Tourism Demand Forecasting Based on a Hybrid Temporal Neural Network Model for Sustainable Tourism
Yong Cai Zhang, Wee Hoe Tan, Zijian Zeng
Abstract
This paper introduces a novel hybrid forecasting model for tourism demand that combines Bidirectional Long Short-Term Memory (BiLSTM) and Transformer networks, addressing the challenge of capturing both short-term fluctuations and long-term trends in complex tourism data. Unlike traditional models, such as ARIMA, which often struggle with nonlinear patterns, our hybrid approach leverages the sequential learning capabilities of BiLSTM and the self-attention mechanism of the Transformer to effectively model intricate temporal dependencies.
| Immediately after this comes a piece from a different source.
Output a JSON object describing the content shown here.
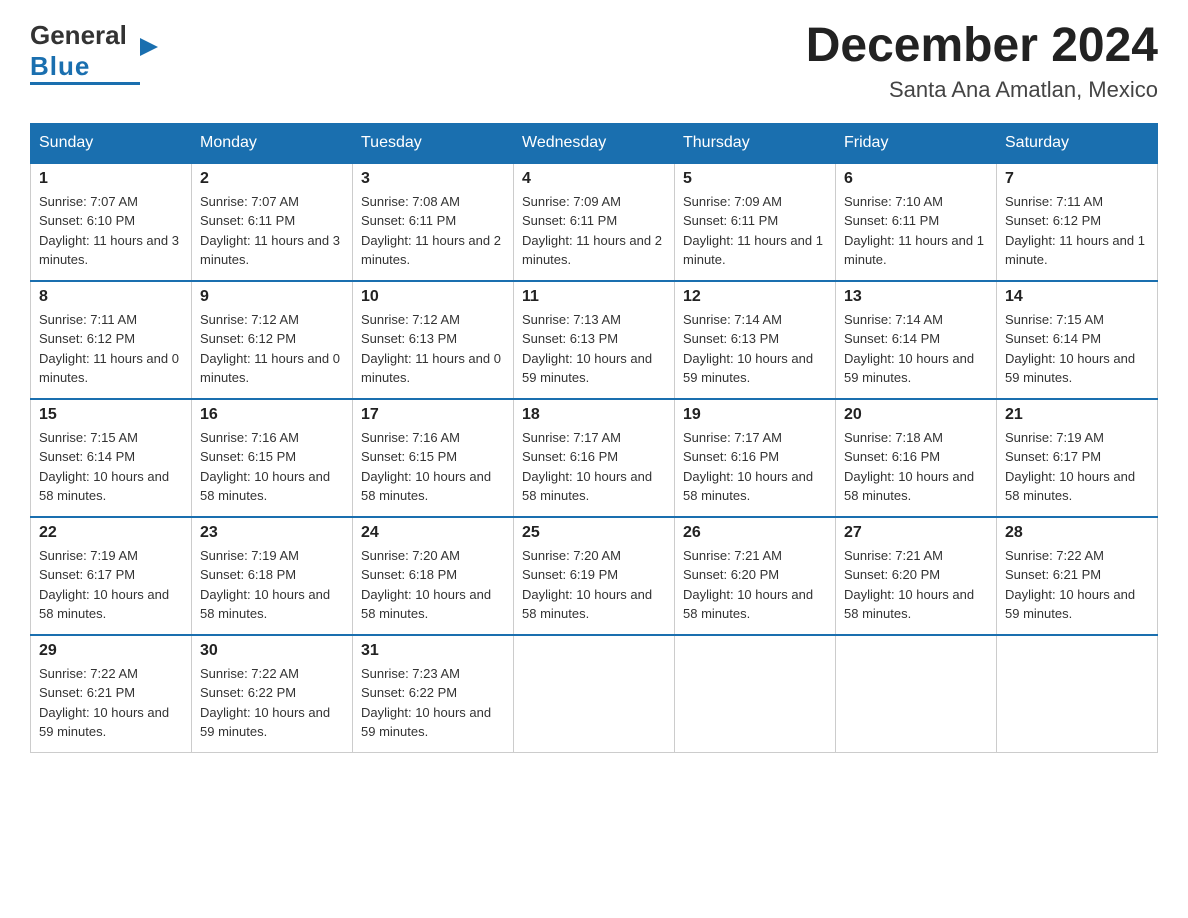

Our experiments on Thailand’s domestic tourism data showed that the hybrid model outperformed traditional methods and standalone deep learning models, where it achieved a 12% reduction in the RMSE, a 15% reduction in the MAE, and a 10% increase in the R2. This improved accuracy offers significant practical benefits for sustainable tourism, enabling policymakers and tourism managers to optimize resource allocation, anticipate peak season demand, and develop strategies to mitigate over-tourism. The model’s robustness and adaptability make it a valuable tool for data-driven decision-making in the tourism sector.